Our study has several limitations that should be considered when interpreting the results. First, the study included patients with BM from different primary tumors; this was not included as a covariate in our models, given the limited sample size of the cohort. Second, our analyses did not consider the varying doses of corticosteroids that patients received, although this may have had effects on hematologic parameters. Third, we only included patients without any prior treatment for BM (radiotherapy/radiosurgery, immunotherapy etc.). While this was done to reduce treatment confounding effects, we recognize it limits the external validity of the study and favors the proof of concept. However, our study has a representative sample of patients with cancer and BM, and proposes an accessible test for treatment decision making in patients with BMs.
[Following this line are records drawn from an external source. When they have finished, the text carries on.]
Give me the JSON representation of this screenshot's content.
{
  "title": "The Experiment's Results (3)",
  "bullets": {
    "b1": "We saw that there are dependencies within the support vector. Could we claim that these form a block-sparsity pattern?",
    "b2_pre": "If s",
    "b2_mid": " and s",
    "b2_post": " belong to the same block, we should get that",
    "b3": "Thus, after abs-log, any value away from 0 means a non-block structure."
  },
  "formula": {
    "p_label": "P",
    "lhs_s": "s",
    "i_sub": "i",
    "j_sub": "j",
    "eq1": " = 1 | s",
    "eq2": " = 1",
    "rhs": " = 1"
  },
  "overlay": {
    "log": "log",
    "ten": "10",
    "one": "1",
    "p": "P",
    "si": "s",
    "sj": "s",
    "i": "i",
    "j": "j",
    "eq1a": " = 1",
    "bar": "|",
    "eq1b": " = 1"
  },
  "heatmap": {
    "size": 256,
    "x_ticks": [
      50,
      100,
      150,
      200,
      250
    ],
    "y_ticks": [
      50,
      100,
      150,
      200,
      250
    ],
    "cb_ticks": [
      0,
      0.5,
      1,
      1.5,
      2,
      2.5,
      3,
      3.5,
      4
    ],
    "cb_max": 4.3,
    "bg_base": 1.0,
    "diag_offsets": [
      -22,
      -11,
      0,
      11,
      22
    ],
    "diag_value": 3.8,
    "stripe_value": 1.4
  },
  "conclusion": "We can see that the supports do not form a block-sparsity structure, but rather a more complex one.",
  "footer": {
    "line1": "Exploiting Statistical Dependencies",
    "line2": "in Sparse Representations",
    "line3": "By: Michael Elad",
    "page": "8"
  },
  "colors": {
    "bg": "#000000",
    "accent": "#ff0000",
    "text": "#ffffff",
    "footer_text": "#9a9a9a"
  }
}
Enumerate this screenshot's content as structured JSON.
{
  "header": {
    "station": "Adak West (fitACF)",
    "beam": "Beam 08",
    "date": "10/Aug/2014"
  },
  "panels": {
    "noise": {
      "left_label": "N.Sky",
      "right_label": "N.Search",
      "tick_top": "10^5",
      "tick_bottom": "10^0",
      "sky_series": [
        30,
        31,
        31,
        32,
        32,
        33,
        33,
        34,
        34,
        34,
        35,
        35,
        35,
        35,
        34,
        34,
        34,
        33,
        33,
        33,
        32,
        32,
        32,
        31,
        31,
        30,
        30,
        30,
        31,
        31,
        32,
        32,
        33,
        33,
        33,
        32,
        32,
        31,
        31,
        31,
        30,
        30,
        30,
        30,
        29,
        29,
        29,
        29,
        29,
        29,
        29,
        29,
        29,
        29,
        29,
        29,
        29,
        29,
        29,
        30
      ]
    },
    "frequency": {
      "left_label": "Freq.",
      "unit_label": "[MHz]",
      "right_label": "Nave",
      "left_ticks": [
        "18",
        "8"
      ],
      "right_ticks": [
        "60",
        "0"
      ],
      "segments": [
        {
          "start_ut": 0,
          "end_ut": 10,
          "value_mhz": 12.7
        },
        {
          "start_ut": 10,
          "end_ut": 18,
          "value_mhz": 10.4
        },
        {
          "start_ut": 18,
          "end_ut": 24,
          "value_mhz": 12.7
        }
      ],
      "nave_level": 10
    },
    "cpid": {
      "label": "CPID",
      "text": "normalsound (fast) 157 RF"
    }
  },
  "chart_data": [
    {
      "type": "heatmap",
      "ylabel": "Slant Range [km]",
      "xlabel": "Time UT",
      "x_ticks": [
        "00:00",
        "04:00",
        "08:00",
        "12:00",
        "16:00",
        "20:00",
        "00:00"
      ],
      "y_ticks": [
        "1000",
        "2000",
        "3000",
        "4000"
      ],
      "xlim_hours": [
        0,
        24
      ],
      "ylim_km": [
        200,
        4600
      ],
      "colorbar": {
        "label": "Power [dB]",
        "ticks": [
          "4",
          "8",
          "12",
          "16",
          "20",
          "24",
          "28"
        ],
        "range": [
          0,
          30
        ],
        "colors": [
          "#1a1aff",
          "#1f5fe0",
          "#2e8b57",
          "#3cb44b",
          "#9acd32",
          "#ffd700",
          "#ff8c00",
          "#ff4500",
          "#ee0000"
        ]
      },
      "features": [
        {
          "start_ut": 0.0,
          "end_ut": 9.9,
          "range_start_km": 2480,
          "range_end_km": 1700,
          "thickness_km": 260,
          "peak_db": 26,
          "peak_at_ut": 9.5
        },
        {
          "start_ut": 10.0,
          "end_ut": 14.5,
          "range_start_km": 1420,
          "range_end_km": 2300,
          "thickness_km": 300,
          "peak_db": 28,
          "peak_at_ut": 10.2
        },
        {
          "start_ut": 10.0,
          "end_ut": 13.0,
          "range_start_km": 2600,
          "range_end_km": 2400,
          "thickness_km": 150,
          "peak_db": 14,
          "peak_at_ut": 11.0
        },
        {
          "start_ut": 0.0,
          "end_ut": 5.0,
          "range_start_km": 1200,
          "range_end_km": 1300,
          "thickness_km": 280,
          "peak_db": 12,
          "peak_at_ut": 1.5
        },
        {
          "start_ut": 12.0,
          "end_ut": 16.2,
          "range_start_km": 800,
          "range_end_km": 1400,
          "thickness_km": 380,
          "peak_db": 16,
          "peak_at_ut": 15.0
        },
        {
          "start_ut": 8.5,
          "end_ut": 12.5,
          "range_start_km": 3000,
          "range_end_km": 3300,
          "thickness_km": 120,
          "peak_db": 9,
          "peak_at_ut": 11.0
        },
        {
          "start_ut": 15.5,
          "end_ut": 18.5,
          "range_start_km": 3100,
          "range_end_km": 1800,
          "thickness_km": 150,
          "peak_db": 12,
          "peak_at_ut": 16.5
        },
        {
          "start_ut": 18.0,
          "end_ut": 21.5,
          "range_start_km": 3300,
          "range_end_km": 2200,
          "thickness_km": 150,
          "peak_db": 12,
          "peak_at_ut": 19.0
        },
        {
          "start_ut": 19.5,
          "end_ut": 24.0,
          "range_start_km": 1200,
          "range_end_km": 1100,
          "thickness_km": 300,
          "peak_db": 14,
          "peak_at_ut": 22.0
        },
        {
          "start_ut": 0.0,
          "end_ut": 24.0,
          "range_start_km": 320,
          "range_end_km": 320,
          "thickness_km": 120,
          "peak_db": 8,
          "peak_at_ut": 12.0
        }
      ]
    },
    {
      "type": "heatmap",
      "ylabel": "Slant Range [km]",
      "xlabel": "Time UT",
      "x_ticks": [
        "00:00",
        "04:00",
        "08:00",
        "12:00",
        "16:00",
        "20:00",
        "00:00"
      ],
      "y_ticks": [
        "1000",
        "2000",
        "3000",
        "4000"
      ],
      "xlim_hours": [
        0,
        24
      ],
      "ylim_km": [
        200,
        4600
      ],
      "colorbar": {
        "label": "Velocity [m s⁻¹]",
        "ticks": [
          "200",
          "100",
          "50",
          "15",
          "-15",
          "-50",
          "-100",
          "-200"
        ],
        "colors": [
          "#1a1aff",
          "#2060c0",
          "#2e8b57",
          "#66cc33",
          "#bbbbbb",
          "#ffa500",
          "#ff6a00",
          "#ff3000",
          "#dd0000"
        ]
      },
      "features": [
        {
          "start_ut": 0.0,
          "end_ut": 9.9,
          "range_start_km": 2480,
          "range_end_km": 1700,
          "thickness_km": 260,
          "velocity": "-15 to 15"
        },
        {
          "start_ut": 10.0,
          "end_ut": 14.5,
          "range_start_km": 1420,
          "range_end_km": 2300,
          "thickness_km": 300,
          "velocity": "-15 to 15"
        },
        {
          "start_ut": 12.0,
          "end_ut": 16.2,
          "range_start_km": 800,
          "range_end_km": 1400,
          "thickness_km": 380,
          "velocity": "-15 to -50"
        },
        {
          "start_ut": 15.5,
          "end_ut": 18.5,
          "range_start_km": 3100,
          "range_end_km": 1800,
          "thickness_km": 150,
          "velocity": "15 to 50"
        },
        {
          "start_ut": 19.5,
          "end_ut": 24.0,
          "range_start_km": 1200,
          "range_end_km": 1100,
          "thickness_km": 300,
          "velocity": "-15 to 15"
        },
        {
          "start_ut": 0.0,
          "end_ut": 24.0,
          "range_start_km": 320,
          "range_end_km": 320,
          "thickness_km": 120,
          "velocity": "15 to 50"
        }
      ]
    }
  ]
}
In conclusion, our analyses demonstrated that the preoperative NLR is associated with 1-year survival outcomes after surgery for BM, and may be an important predictor of survival, irrespective of primary cancer site. These findings further support the trend of considering serum inflammatory markers in oncologic treatment decisions. Given the complexity of this disease and its burden on patients, clinicians are tasked with carefully formulating robust treatment plans. Although additional validation studies are warranted, we believe the low cost and accessibility of accessing the NLR distribution rates favors its utility as a prognostic aide when making decisions for the management of BM. Future studies should continue to explore and validate the use of other biomarkers as prognostic factors in metastatic diseases.